Dr. Alexander Arnold, an associate professor of chemistry and biochemistry, discovered novel small molecules that can disrupt the interaction between the vitamin D receptor (VDR) and other proteins that regulate transcription.

When VDR binds to the activated form of vitamin D, it drives a transcriptional program for proper cell growth and differentiation. Local degradation of the active form of vitamin D may lead to uncontrolled cancer growth, and malignant remodeling of the tumor microenvironment, which is the environment in and around the tumor. This makes tumors less likely to respond to cancer drugs and cancer immune-therapy.

"Initial studies suggest that new drug candidates that bind the VDR can be a safe and effective therapy for some difficult to treat cancers," Arnold said. "By using these newly discovered molecules we can target the regulation of VDR genes."

But VDR also is the "master regulator" of calcium in the body.

Several new anti-cancer drugs in clinical trials are based on vitamin D, but they may disrupt the body's vital levels of calcium over time. More importantly, cancer cells over-express proteins that inactivate the active form of vitamin D in the microenvironment of a tumor, reducing the efficacy of such therapies.

Arnold's compounds alter the VDR's action selectively, and block the local inactivation of vitamin D around the tumor microenvironment, without interfering with the systemic calcium regulation needed for normal health.

Systems Oncology LLC is a machine learning-based biotechnology company that uses cognitive computing and multi-scalar systems modeling to mine massive datasets and uncover hidden therapeutic insights for cancer.

Dr. Spyro Mousses, the company's CEO, said his team recognized the tremendous therapeutic opportunity in the VDR mechanism discovered by Arnold and can clinically position the cancer therapy for rapid approval.

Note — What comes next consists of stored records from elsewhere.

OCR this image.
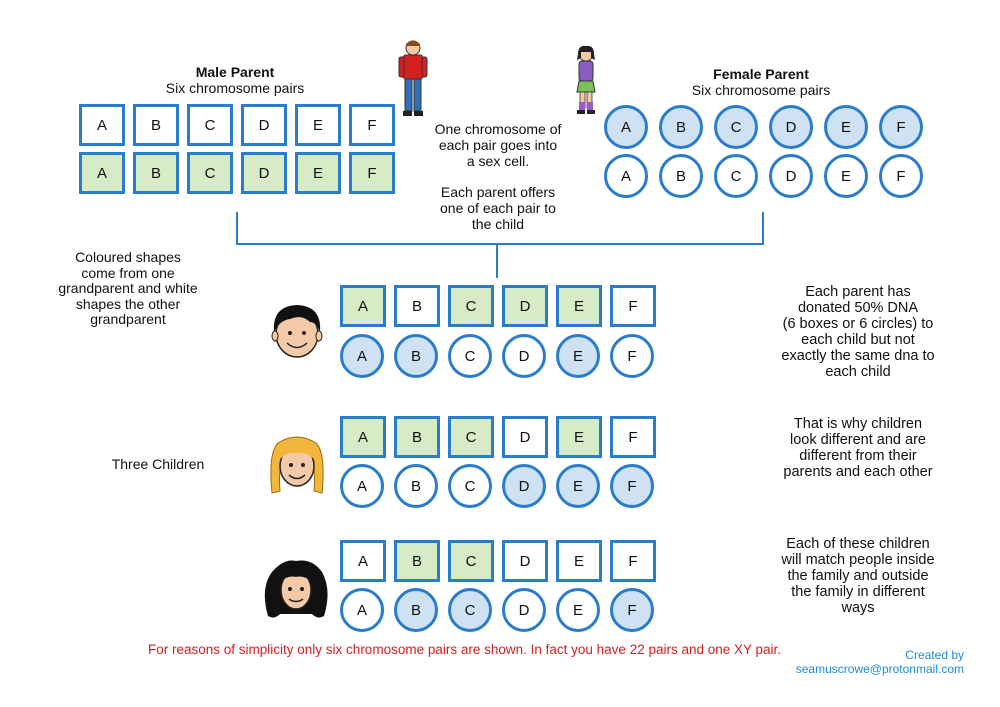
Male Parent
Six chromosome pairs
Female Parent
Six chromosome pairs
A	B	C	D	E	F
A	B	C	D	E	F
A	B	C	D	E	F
A	B	C	D	E	F
One chromosome of
each pair goes into
a sex cell.
Each parent offers
one of each pair to
the child
Coloured shapes
come from one
grandparent and white
shapes the other
grandparent
Three Children
A	B	C	D	E	F
A	B	C	D	E	F
A	B	C	D	E	F
A	B	C	D	E	F
A	B	C	D	E	F
A	B	C	D	E	F
Each parent has
donated 50% DNA
(6 boxes or 6 circles) to
each child but not
exactly the same dna to
each child
That is why children
look different and are
different from their
parents and each other
Each of these children
will match people inside
the family and outside
the family in different
ways
For reasons of simplicity only six chromosome pairs are shown. In fact you have 22 pairs and one XY pair.	Created by
seamuscrowe@protonmail.com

"Dr. Arnold and his team created a truly excellent small molecule compound. Our modeling work suggests that the compound's unique mechanism of action has the potential to transform how we manage some of the toughest cancer types. We are excited to have the opportunity to work with pharmaceutical co-development partners to translate this important new agent into a breakthrough cancer therapy," Mousses said.

The UWM Research Foundation, a nonprofit corporation that provides research, entrepreneurship and innovation programs at UWM, has supported Arnold's research and helped to commercialize it.